Where's My Data? Troubleshooting for Missing Data

This article applies to:

Browsing Data/Querying

Product edition: All

Feature Category:  Query


Overview:


On occasion, you may expect to see certain data in Tanzu Observability but, for some reason, it doesn't show up!  This can be a frustrating and confusing moment when you require the data quickly. Tanzu Observability retains raw data for 18 months and doesn't otherwise delete data. Why else might data not show up?

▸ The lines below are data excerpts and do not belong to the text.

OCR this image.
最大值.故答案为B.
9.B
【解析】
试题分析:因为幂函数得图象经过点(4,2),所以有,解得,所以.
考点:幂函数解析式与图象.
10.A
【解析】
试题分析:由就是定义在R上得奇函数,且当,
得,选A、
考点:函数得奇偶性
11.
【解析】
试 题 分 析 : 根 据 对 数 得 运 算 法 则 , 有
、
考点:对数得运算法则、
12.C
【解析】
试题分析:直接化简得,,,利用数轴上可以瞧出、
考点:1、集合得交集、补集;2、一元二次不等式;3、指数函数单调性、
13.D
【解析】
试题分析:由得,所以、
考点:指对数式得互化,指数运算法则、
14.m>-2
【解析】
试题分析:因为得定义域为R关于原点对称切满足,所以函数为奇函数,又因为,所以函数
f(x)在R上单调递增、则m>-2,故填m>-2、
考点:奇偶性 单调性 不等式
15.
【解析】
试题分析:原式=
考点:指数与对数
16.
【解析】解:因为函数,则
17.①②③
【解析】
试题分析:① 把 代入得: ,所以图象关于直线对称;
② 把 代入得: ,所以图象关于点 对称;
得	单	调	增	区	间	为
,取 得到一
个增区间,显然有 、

To further investigate and understand on the possible causes and scenarios for which data may not be present, please review the topics found with this knowledge base article. 

 

Contents

Incorrect Time Window

While this may seem elementary, it sometimes happens that the chart window is not set to the proper window for which the expected data is timestamped. Often, this is a result of mis-timestamped data. Try expanding the time window further out and see if the data of interest shows up.

 

Obsolete Data

Time series that have not had any data points ingested in 28 or more days are categorized as "obsolete". This means that this data will not, by default, show up in charts. If you are viewing a chart in a time window that is 28 or more days in the past, try checking off the Include Obsolete Metrics checkbox in the Advanced settings tab of the chart.

 

Screen_Shot_2021-03-04_at_5.04.34_PM.png

 

See Where is My Old Data? for more details and tips.

 

Sampling or Filtering is Enabled

Both the UI and the query language itself have options for sampling and filtering data. It's possible that the data you are expecting to see is being sampled or filtered.

Sampling

  • The UI includes toggles for applying sampling to the data displayed on charts. This helps with making data easier to view in situations where there are many different time series. To check if Sampling is happening, look for any of the following:
      • Under the Chart setting tabs:mceclip0.png

        At the top right corner when viewing a chart:
        mceclip1.png

 

  • Query Functions
    The Tanzu Observability Query Language includes a variety of functions, some of which can be used to return a sampling of data, rather than all underlying data. Check if functions like the following are applied to the query:
      • downsample
      • limit
      • random
      • sample

Filtering

  • User Interface
    The UI includes functionality for filtering the data that is displayed on charts. To check if filtering is happening, look for something similar to the following at the top of charts or dashboards:
    mceclip2.png

  • Query Functions
    The Tanzu Observability Query Language includes a variety of functions, some of which can be used to filter the data that is returned and displayed on the chart. Check if functions like the following are applied to the query:
      • align
      • bottom
      • bottomk
      • filter
      • globalFilter
      • lowpass
      • highpass
      • retainSeries
      • removeSeries
      • top
      • topk

 

 

Delayed Data

One of the most common reasons data may not appear when expected in Tanzu Observability is ingestion delays. In general, ingestion delays result in data eventually showing up in Tanzu Observability. However, due to the delays, there will be a discrepancy between the timestamp of the data point and when the data point is actually visible on a chart. For example, a data point may be timestamped for 12:00:01 UTC but it may not show up on charts until 12:02:35 UTC due to delays in the ingestion process. There are several possible causes for ingestion delays:

Proxy Queues

When queues are built up at the Tanzu Observability Proxy, the data in those queues will be ingested with a delay. This is because the Proxy prioritizes live, incoming data and processes data in the queues (backlog) when possible. There are several reasons for queues at the Proxy and the Queuing Reasons chart in the Wavefront Service and Proxy Data dashboard is especially helpful for identifying the cause at different points in time:

  • Pushback from Backend
  • Proxy Rate Limit
  • Bursty Data
  • Memory Buffer Overflow
  • Network Latency
  • Memory Pressure


    -Rate of data ingestion is higher than backend limit -

    The backend limit is typically set in relation to the commit rate specified in your contract. When you attempt to ingest data at a higher rate than the backend limit, the backend will "push back". This results in data getting queued up at the Proxy.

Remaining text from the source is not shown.